Yaïr Lapid, ex-journaliste et présentateur de télé, dirigeant du parti de centre gauche Yesh Atid, a été nommé Premier ministre par le président Reuven Rivlin pour sortir le pays de son impasse. OREN BEN HAKOON/AFP

Le premier ministre Benyamin Netanyahou, dont le parti était arrivé en tête des élections, n’a pas réussi à former une coalition.

Le «magicien» a raté ses tours. Benyamin Netanyahou n’est pas parvenu à former un gouvernement avant la date limite fixée à mardi minuit. Le président israélien Reuven Rivlin va maintenant donner sa chance au camp rival et éclectique dont le seul ciment est de vouloir éjecter du pouvoir le premier ministre après douze années de règne. Il a désigné mercredi Yaïr Lapid, un ex-journaliste et présentateur de télé, dirigeant du parti de centre gauche Yesh Atid, pour tenter de sortir le pays de l’impasse politique dans laquelle il est plongé depuis les législatives du 23 mars, les quatrièmes en deux ans.

Benyamin Netanyahou avait pourtant, sur le papier, de nombreuses cartes en main. Son parti, le Likoud, était arrivé en tête du scrutin. Il compte 30 sièges à la nouvelle Knesset où la droite, toutes tendances confondues, est dominante, et il bénéficie du soutien des ultraorthodoxes. En tacticien madré, le premier ministre avait imaginé une formule alambiquée pour rafler la mise. Il a favorisé l’union de l’extrême droite messianique pour qu’elle entre au Parlement. Dans le même temps, il a fracturé les partis représentant les Arabes israéliens.
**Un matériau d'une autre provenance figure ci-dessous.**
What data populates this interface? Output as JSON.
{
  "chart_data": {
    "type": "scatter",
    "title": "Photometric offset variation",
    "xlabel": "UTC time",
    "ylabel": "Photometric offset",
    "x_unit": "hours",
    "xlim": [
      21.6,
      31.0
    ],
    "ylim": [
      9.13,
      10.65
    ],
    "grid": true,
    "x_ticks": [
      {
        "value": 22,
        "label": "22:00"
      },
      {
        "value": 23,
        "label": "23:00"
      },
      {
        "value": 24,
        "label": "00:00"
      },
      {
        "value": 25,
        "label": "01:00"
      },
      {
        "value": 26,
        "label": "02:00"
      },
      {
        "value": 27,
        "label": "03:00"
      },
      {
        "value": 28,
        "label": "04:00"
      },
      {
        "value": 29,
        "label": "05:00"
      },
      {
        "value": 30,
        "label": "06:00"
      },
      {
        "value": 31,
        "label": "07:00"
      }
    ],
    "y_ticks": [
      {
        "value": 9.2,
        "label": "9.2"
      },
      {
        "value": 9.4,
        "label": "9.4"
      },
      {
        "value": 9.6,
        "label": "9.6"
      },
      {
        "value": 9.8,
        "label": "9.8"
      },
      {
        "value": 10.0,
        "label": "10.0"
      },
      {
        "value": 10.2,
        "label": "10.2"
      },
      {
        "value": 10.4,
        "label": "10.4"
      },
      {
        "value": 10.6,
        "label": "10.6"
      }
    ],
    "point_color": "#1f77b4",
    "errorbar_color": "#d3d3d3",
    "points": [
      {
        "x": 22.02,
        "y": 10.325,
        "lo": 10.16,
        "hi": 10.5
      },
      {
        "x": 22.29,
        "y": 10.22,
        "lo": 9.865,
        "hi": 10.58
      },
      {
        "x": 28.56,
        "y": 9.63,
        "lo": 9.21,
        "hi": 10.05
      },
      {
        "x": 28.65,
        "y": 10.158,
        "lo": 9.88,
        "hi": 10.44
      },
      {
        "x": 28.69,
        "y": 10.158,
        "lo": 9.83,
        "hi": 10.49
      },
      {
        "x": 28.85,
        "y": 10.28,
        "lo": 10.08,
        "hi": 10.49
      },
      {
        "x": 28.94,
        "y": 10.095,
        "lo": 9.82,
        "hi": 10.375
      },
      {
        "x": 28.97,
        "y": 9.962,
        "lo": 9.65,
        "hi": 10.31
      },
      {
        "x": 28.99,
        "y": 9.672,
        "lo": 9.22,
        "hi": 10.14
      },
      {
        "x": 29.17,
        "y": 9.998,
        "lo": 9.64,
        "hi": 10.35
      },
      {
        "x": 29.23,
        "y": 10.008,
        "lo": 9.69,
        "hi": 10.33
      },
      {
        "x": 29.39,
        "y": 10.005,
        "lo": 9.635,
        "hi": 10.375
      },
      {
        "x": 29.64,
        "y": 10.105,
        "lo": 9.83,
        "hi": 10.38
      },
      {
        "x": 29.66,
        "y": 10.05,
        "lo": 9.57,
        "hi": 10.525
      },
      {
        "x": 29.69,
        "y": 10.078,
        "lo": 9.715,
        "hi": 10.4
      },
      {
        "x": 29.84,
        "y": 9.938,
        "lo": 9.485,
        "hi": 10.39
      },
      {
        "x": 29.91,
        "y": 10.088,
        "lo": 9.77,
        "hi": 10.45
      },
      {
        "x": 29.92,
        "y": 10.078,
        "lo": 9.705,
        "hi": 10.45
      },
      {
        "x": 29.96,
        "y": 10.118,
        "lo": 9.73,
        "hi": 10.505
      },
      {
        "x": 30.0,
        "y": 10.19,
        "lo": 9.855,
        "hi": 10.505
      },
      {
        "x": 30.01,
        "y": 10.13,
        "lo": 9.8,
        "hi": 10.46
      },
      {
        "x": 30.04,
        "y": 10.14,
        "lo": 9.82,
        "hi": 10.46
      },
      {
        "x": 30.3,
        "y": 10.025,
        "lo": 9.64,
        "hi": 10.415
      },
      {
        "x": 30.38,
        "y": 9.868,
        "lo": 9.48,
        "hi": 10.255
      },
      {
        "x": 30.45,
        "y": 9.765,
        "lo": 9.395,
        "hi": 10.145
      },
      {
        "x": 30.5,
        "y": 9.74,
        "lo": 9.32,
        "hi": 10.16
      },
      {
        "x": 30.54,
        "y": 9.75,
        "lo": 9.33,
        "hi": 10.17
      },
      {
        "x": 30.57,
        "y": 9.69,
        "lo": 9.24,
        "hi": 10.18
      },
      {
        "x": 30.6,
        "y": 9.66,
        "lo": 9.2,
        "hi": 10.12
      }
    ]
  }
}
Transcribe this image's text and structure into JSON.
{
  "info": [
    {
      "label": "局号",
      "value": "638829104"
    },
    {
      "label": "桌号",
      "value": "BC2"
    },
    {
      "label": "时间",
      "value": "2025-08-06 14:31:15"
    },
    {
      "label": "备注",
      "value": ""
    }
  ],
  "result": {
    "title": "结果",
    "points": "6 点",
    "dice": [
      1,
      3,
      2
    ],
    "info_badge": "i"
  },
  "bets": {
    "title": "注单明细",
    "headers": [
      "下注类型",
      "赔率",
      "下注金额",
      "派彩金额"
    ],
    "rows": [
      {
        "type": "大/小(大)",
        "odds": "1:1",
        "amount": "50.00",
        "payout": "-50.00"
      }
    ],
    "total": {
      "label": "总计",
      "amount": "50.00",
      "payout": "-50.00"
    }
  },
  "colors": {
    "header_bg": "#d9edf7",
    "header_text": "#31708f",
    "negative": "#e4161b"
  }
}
L’un de leurs leaders, Mansour Abbas, un islamo-conservateur qui a fait sécession, a obtenu des élus à la Chambre et s’est déclaré prêt à soutenir sans participation un gouvernement dirigé par Netanyahou afin d’obtenir des aides pour sa communauté. Mais le plan s’est retourné contre son instigateur. Bezalel Smotrich, la figure de proue des sionistes religieux, a refusé un accord pour un gouvernement dont le sort dépendrait, selon lui, de «terroristes arabes». Naftali Bennett, le leader de Yamina, un mouvement de la droite radicale religieuse, qui ambitionne de remplacer un jour «Bibi», a eu alors beau jeu de décliner les offres de service du chef du gouvernement. Dans un ultime élan, le premier ministre était allé jusqu’à lui proposer de partager son poste dans un système de rotation.
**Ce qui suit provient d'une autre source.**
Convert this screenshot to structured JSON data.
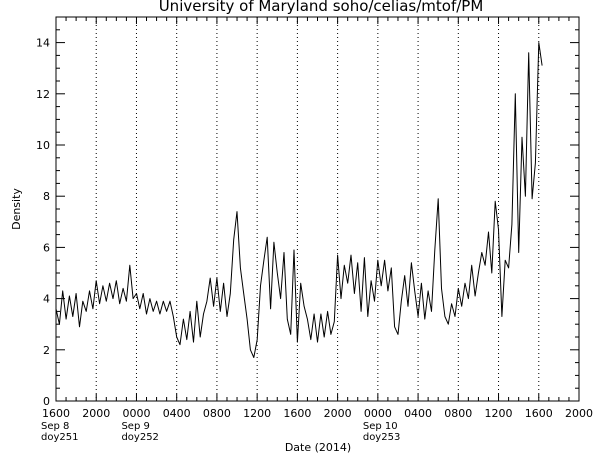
{
  "chart_data": {
    "type": "line",
    "title": "University  of  Maryland   soho/celias/mtof/PM",
    "xlabel": "Date (2014)",
    "ylabel": "Density",
    "ylim": [
      0,
      15
    ],
    "yticks": [
      0,
      2,
      4,
      6,
      8,
      10,
      12,
      14
    ],
    "x_start": "2014-09-08 16:00",
    "x_end": "2014-09-10 20:00",
    "xticks": [
      "1600",
      "2000",
      "0000",
      "0400",
      "0800",
      "1200",
      "1600",
      "2000",
      "0000",
      "0400",
      "0800",
      "1200",
      "1600",
      "2000"
    ],
    "date_markers": [
      {
        "tick": "1600",
        "lines": [
          "Sep 8",
          "doy251"
        ]
      },
      {
        "tick": "0000",
        "lines": [
          "Sep 9",
          "doy252"
        ]
      },
      {
        "tick": "0000",
        "lines": [
          "Sep 10",
          "doy253"
        ]
      }
    ],
    "grid": "dotted vertical lines every 4 hours",
    "series": [
      {
        "color": "#000000",
        "points": [
          [
            "2014-09-08 16:00",
            3.6
          ],
          [
            "2014-09-08 16:20",
            3.0
          ],
          [
            "2014-09-08 16:40",
            4.3
          ],
          [
            "2014-09-08 17:00",
            3.2
          ],
          [
            "2014-09-08 17:20",
            4.1
          ],
          [
            "2014-09-08 17:40",
            3.3
          ],
          [
            "2014-09-08 18:00",
            4.2
          ],
          [
            "2014-09-08 18:20",
            2.9
          ],
          [
            "2014-09-08 18:40",
            3.9
          ],
          [
            "2014-09-08 19:00",
            3.5
          ],
          [
            "2014-09-08 19:20",
            4.3
          ],
          [
            "2014-09-08 19:40",
            3.6
          ],
          [
            "2014-09-08 20:00",
            4.7
          ],
          [
            "2014-09-08 20:20",
            3.8
          ],
          [
            "2014-09-08 20:40",
            4.5
          ],
          [
            "2014-09-08 21:00",
            3.9
          ],
          [
            "2014-09-08 21:20",
            4.6
          ],
          [
            "2014-09-08 21:40",
            4.0
          ],
          [
            "2014-09-08 22:00",
            4.7
          ],
          [
            "2014-09-08 22:20",
            3.8
          ],
          [
            "2014-09-08 22:40",
            4.4
          ],
          [
            "2014-09-08 23:00",
            3.9
          ],
          [
            "2014-09-08 23:20",
            5.3
          ],
          [
            "2014-09-08 23:40",
            4.0
          ],
          [
            "2014-09-09 00:00",
            4.2
          ],
          [
            "2014-09-09 00:20",
            3.6
          ],
          [
            "2014-09-09 00:40",
            4.2
          ],
          [
            "2014-09-09 01:00",
            3.4
          ],
          [
            "2014-09-09 01:20",
            4.0
          ],
          [
            "2014-09-09 01:40",
            3.5
          ],
          [
            "2014-09-09 02:00",
            3.9
          ],
          [
            "2014-09-09 02:20",
            3.4
          ],
          [
            "2014-09-09 02:40",
            3.9
          ],
          [
            "2014-09-09 03:00",
            3.5
          ],
          [
            "2014-09-09 03:20",
            3.9
          ],
          [
            "2014-09-09 03:40",
            3.3
          ],
          [
            "2014-09-09 04:00",
            2.5
          ],
          [
            "2014-09-09 04:20",
            2.2
          ],
          [
            "2014-09-09 04:40",
            3.2
          ],
          [
            "2014-09-09 05:00",
            2.4
          ],
          [
            "2014-09-09 05:20",
            3.5
          ],
          [
            "2014-09-09 05:40",
            2.3
          ],
          [
            "2014-09-09 06:00",
            3.9
          ],
          [
            "2014-09-09 06:20",
            2.5
          ],
          [
            "2014-09-09 06:40",
            3.4
          ],
          [
            "2014-09-09 07:00",
            3.9
          ],
          [
            "2014-09-09 07:20",
            4.8
          ],
          [
            "2014-09-09 07:40",
            3.7
          ],
          [
            "2014-09-09 08:00",
            4.8
          ],
          [
            "2014-09-09 08:20",
            3.5
          ],
          [
            "2014-09-09 08:40",
            4.6
          ],
          [
            "2014-09-09 09:00",
            3.3
          ],
          [
            "2014-09-09 09:20",
            4.2
          ],
          [
            "2014-09-09 09:40",
            6.3
          ],
          [
            "2014-09-09 10:00",
            7.4
          ],
          [
            "2014-09-09 10:20",
            5.2
          ],
          [
            "2014-09-09 10:40",
            4.2
          ],
          [
            "2014-09-09 11:00",
            3.2
          ],
          [
            "2014-09-09 11:20",
            2.0
          ],
          [
            "2014-09-09 11:40",
            1.7
          ],
          [
            "2014-09-09 12:00",
            2.4
          ],
          [
            "2014-09-09 12:20",
            4.5
          ],
          [
            "2014-09-09 12:40",
            5.5
          ],
          [
            "2014-09-09 13:00",
            6.4
          ],
          [
            "2014-09-09 13:20",
            3.6
          ],
          [
            "2014-09-09 13:40",
            6.2
          ],
          [
            "2014-09-09 14:00",
            5.0
          ],
          [
            "2014-09-09 14:20",
            4.0
          ],
          [
            "2014-09-09 14:40",
            5.8
          ],
          [
            "2014-09-09 15:00",
            3.2
          ],
          [
            "2014-09-09 15:20",
            2.6
          ],
          [
            "2014-09-09 15:40",
            5.9
          ],
          [
            "2014-09-09 16:00",
            2.3
          ],
          [
            "2014-09-09 16:20",
            4.6
          ],
          [
            "2014-09-09 16:40",
            3.7
          ],
          [
            "2014-09-09 17:00",
            3.2
          ],
          [
            "2014-09-09 17:20",
            2.4
          ],
          [
            "2014-09-09 17:40",
            3.4
          ],
          [
            "2014-09-09 18:00",
            2.3
          ],
          [
            "2014-09-09 18:20",
            3.4
          ],
          [
            "2014-09-09 18:40",
            2.5
          ],
          [
            "2014-09-09 19:00",
            3.5
          ],
          [
            "2014-09-09 19:20",
            2.6
          ],
          [
            "2014-09-09 19:40",
            3.1
          ],
          [
            "2014-09-09 20:00",
            5.7
          ],
          [
            "2014-09-09 20:20",
            4.0
          ],
          [
            "2014-09-09 20:40",
            5.3
          ],
          [
            "2014-09-09 21:00",
            4.6
          ],
          [
            "2014-09-09 21:20",
            5.7
          ],
          [
            "2014-09-09 21:40",
            4.2
          ],
          [
            "2014-09-09 22:00",
            5.4
          ],
          [
            "2014-09-09 22:20",
            3.5
          ],
          [
            "2014-09-09 22:40",
            5.6
          ],
          [
            "2014-09-09 23:00",
            3.3
          ],
          [
            "2014-09-09 23:20",
            4.7
          ],
          [
            "2014-09-09 23:40",
            3.9
          ],
          [
            "2014-09-10 00:00",
            5.5
          ],
          [
            "2014-09-10 00:20",
            4.5
          ],
          [
            "2014-09-10 00:40",
            5.5
          ],
          [
            "2014-09-10 01:00",
            4.3
          ],
          [
            "2014-09-10 01:20",
            5.2
          ],
          [
            "2014-09-10 01:40",
            2.9
          ],
          [
            "2014-09-10 02:00",
            2.6
          ],
          [
            "2014-09-10 02:20",
            3.9
          ],
          [
            "2014-09-10 02:40",
            4.9
          ],
          [
            "2014-09-10 03:00",
            3.7
          ],
          [
            "2014-09-10 03:20",
            5.4
          ],
          [
            "2014-09-10 03:40",
            4.3
          ],
          [
            "2014-09-10 04:00",
            3.3
          ],
          [
            "2014-09-10 04:20",
            4.6
          ],
          [
            "2014-09-10 04:40",
            3.2
          ],
          [
            "2014-09-10 05:00",
            4.3
          ],
          [
            "2014-09-10 05:20",
            3.5
          ],
          [
            "2014-09-10 05:40",
            5.9
          ],
          [
            "2014-09-10 06:00",
            7.9
          ],
          [
            "2014-09-10 06:20",
            4.4
          ],
          [
            "2014-09-10 06:40",
            3.3
          ],
          [
            "2014-09-10 07:00",
            3.0
          ],
          [
            "2014-09-10 07:20",
            3.8
          ],
          [
            "2014-09-10 07:40",
            3.3
          ],
          [
            "2014-09-10 08:00",
            4.4
          ],
          [
            "2014-09-10 08:20",
            3.7
          ],
          [
            "2014-09-10 08:40",
            4.6
          ],
          [
            "2014-09-10 09:00",
            4.0
          ],
          [
            "2014-09-10 09:20",
            5.3
          ],
          [
            "2014-09-10 09:40",
            4.1
          ],
          [
            "2014-09-10 10:00",
            5.0
          ],
          [
            "2014-09-10 10:20",
            5.8
          ],
          [
            "2014-09-10 10:40",
            5.3
          ],
          [
            "2014-09-10 11:00",
            6.6
          ],
          [
            "2014-09-10 11:20",
            5.0
          ],
          [
            "2014-09-10 11:40",
            7.8
          ],
          [
            "2014-09-10 12:00",
            6.7
          ],
          [
            "2014-09-10 12:20",
            3.3
          ],
          [
            "2014-09-10 12:40",
            5.5
          ],
          [
            "2014-09-10 13:00",
            5.2
          ],
          [
            "2014-09-10 13:20",
            6.9
          ],
          [
            "2014-09-10 13:40",
            12.0
          ],
          [
            "2014-09-10 14:00",
            5.8
          ],
          [
            "2014-09-10 14:20",
            10.3
          ],
          [
            "2014-09-10 14:40",
            8.0
          ],
          [
            "2014-09-10 15:00",
            13.6
          ],
          [
            "2014-09-10 15:20",
            7.9
          ],
          [
            "2014-09-10 15:40",
            9.3
          ],
          [
            "2014-09-10 16:00",
            14.0
          ],
          [
            "2014-09-10 16:20",
            13.1
          ]
        ]
      }
    ]
  }
}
Benyamin Netanyahou s’est heurté dans son entreprise à deux difficultés majeures: il a perdu, à force de promesses non tenues et de manœuvres jugées grossières, la confiance d’une bonne partie de la classe politique et il s’est aliéné ses compagnons de route. La numéro 2 de Yamina, Ayelet Shaked, son ancienne ministre de la Justice, l’a qualifié lui et son épouse, Sara, de «tyrans», de «dictateurs», disant que le couple était «assoiffé de pouvoir».

En échouant à créer une coalition, le chef du gouvernement doit remiser ses espoirs d’une sortie de l’imbroglio judiciaire dans lequel il est plongé

Le premier à avoir pris la tangente est Avigdor Liberman et son parti russophone, Israel Beytenou. L’ex-éminence grise de «Bibi» est à l’origine de la crise qui dure depuis deux ans. Le dernier est Gideon Saar, un baron du Likoud. Il a fondé sa propre formation avant le scrutin, avec pour ambition d’en finir avec Bibi. Naftali Bennett, ex-conseiller de Benyamin Netanyahou et successivement ministre de l’Économie, de l’Éducation et de la Défense a également rompu les ponts. Tous se situent sur l’échiquier politique à la droite du premier ministre.

En échouant à créer une coalition, le chef du gouvernement doit remiser ses espoirs d’une sortie de l’imbroglio judiciaire dans lequel il est plongé. Certains de ses alliés politiques s’étaient engagés à modifier la législation pour qu’il bénéficie d’une immunité. Son procès pour des faits de corruption, de fraude et d’abus de confiance qu’il nie a pris son rythme de croisière et ne lui laisse aucun répit.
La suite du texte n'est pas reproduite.